Saturday, September 15, 2007

sunny day is sort of emo/alt/grunge sometimes abstract jesus-y cuz the singer was born again like twice while the band existed.


but anyway... i was talking to laurel
discussing how I have no one im taking care of anymore... for the first time really, and i spose thats part of my strange lonliness... but it also feels good right now... it doesnt mean i dont care, but im afraid i think to be too involved... i both want to feel needed and am afraid to be.

I can think of many reasons why i would be afraid to be....
but i guess i didnt realize how much of an impact that has had...
when i was talking to illy, and she confirmed that i had gotten more bold, abrasive, less caring in my speech...more honest... and it reminded me of the times she has been this way... times when she needed to withdraw to recollect..
but i dont feel like im recollecting... i feel like im just being less caring. and I recognize it when it happens... and I dont always like it, but i've gotten really good at listening to that side of my conscious... that devil is a temptation, when hes not offering new paths torwards self destruction but rather slightly altered paths towards wholeness... and i say devil, because devils are not so horrible, just honest. where as that angel always told me i could do it, didnt need to hold back, cared and would be cared for.
I think I respect the devil for this, but I would rather follow a real leader who inspires than a leader who tells me im human and will get hurt.

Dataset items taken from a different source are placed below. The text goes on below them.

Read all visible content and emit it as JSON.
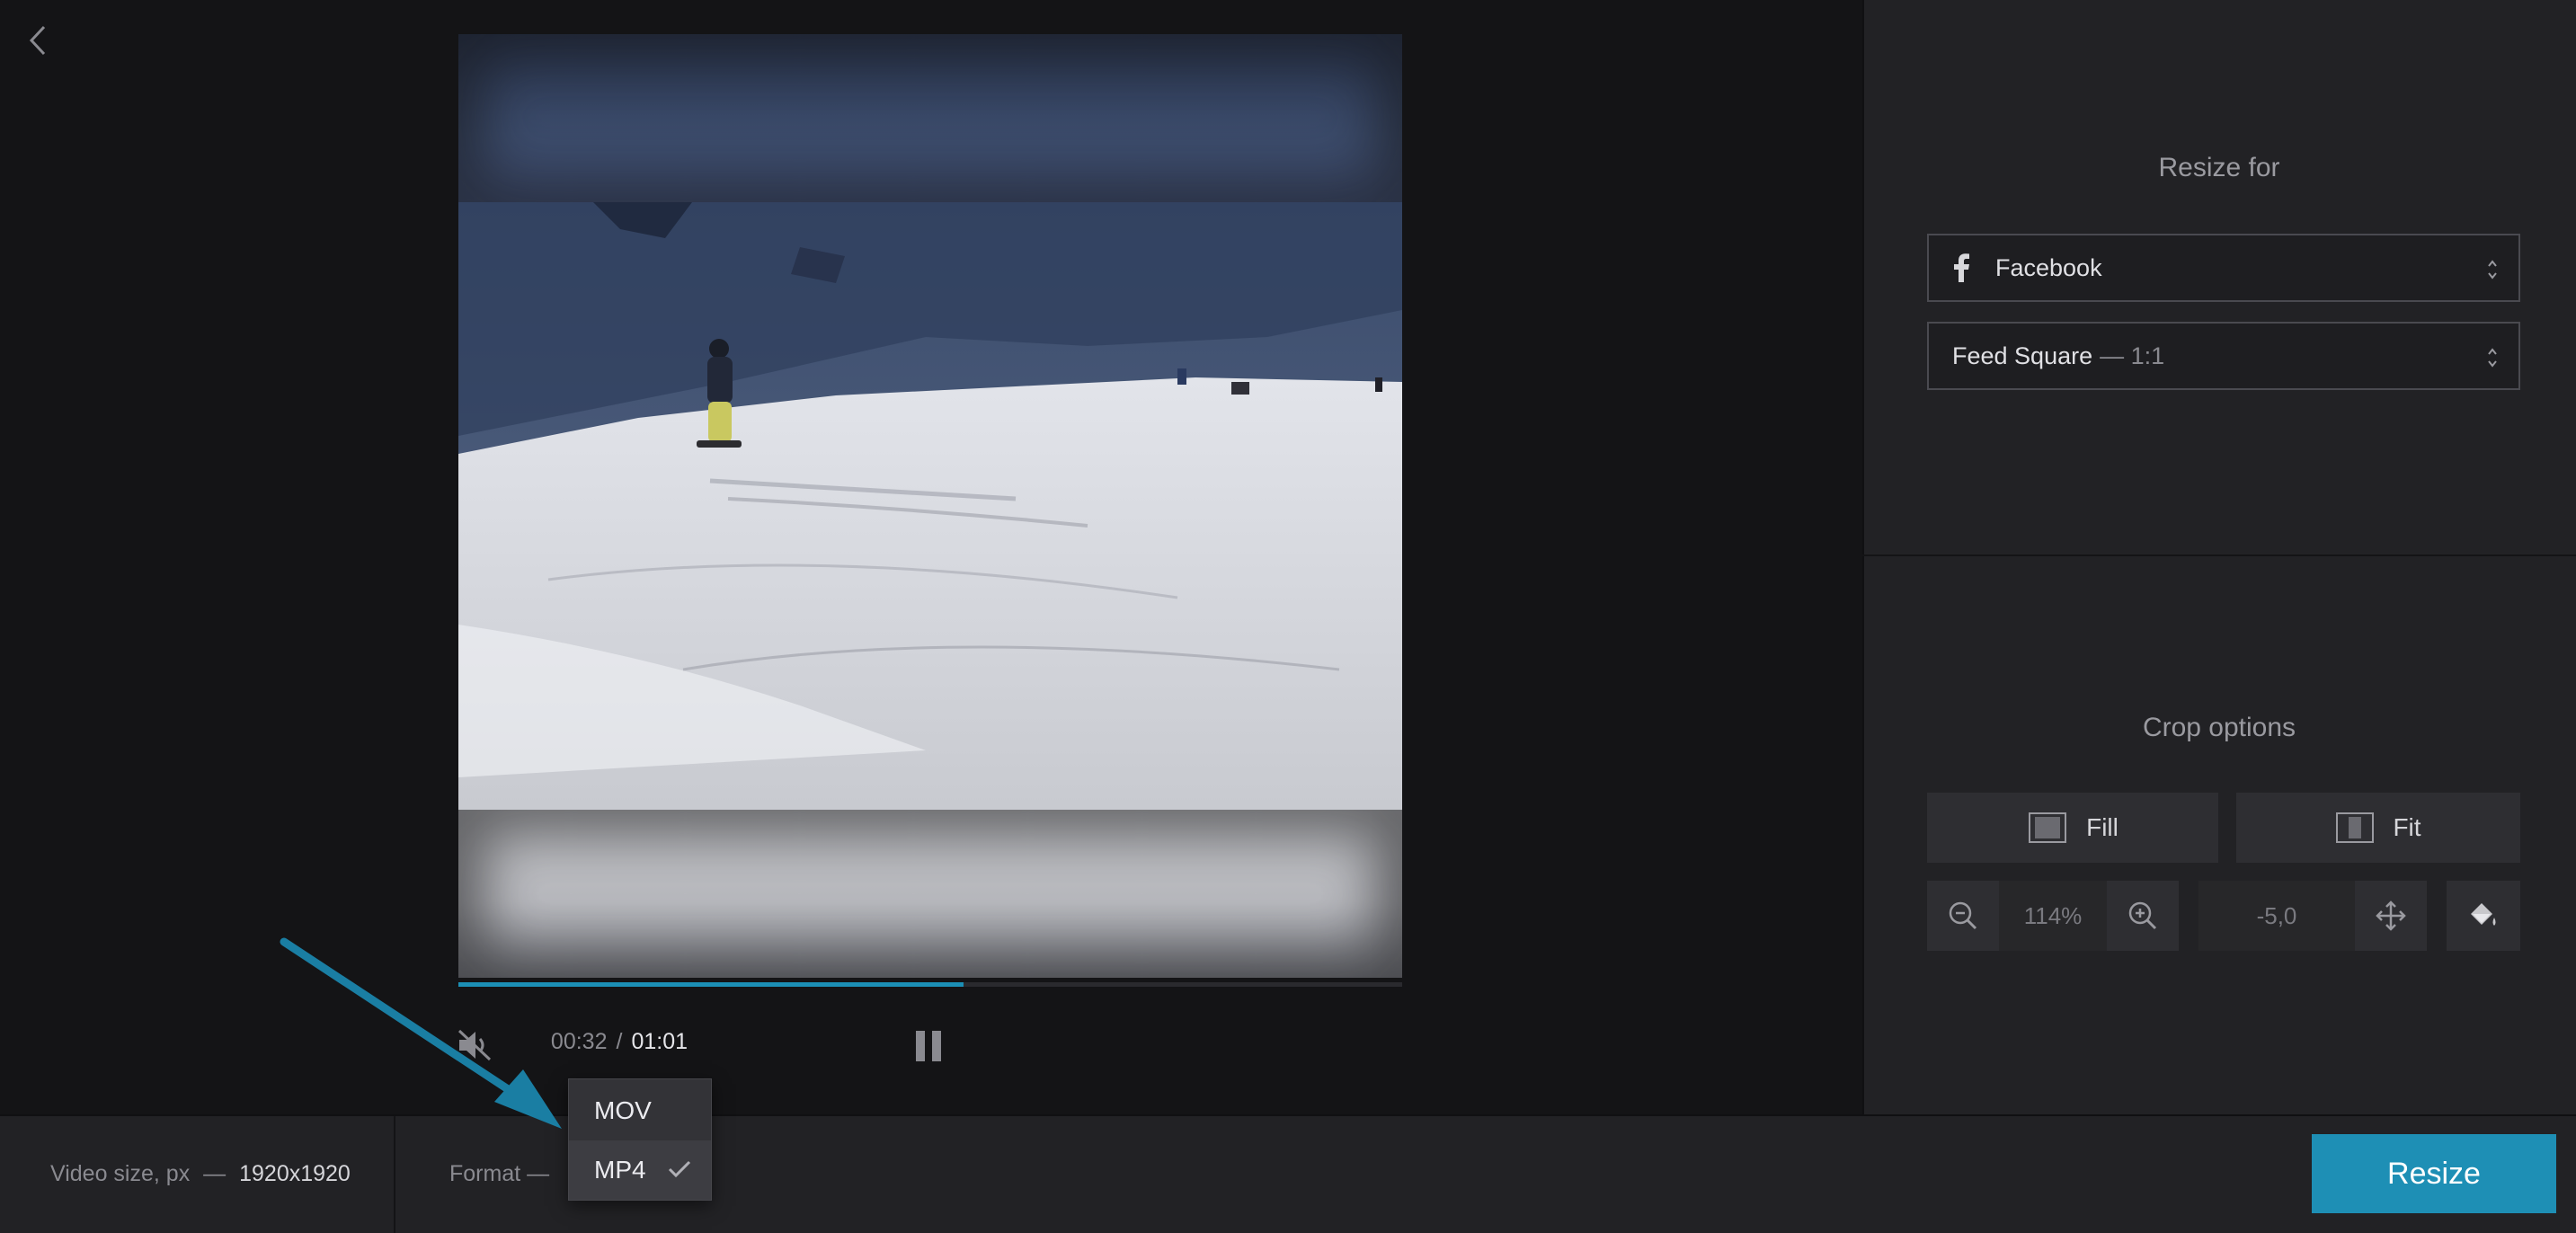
{
  "player": {
    "progress_fraction": 0.535,
    "current_time": "00:32",
    "separator": "/",
    "total_time": "01:01",
    "muted": true,
    "playing": true
  },
  "panel": {
    "resize_heading": "Resize for",
    "platform": "Facebook",
    "preset": "Feed Square",
    "preset_suffix": "— 1:1",
    "crop_heading": "Crop options",
    "fill_label": "Fill",
    "fit_label": "Fit",
    "zoom_value": "114%",
    "position_value": "-5,0"
  },
  "bottom": {
    "video_size_label": "Video size, px",
    "video_size_sep": "—",
    "video_size_value": "1920x1920",
    "format_label": "Format —",
    "resize_button": "Resize"
  },
  "format_menu": {
    "options": [
      "MOV",
      "MP4"
    ],
    "selected": "MP4"
  },
  "colors": {
    "accent": "#1e8fb5",
    "background": "#141416",
    "panel": "#222225"
  },
  "icons": [
    "chevron-left-icon",
    "muted-speaker-icon",
    "pause-icon",
    "facebook-icon",
    "select-arrows-icon",
    "fill-icon",
    "fit-icon",
    "zoom-out-icon",
    "zoom-in-icon",
    "move-icon",
    "paint-bucket-icon",
    "check-icon"
  ]
}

I think I need some sort of spiritual experience stat!
Oh quick rewards you are truly a temptation...
but the slower route....well
The last few days have reawakened parts of me i have missed... and it felt really good... but on this path, i wont be ready for anything any time soon... and though relatively happy... how does one be happy without following a good path. without trusting and caring? without giving more of themself than they can bare...

i was reading dani's copy of The Prophet last night...
joy and sorrow...
truly the same...

remind me i can do better. help me find a way to be better.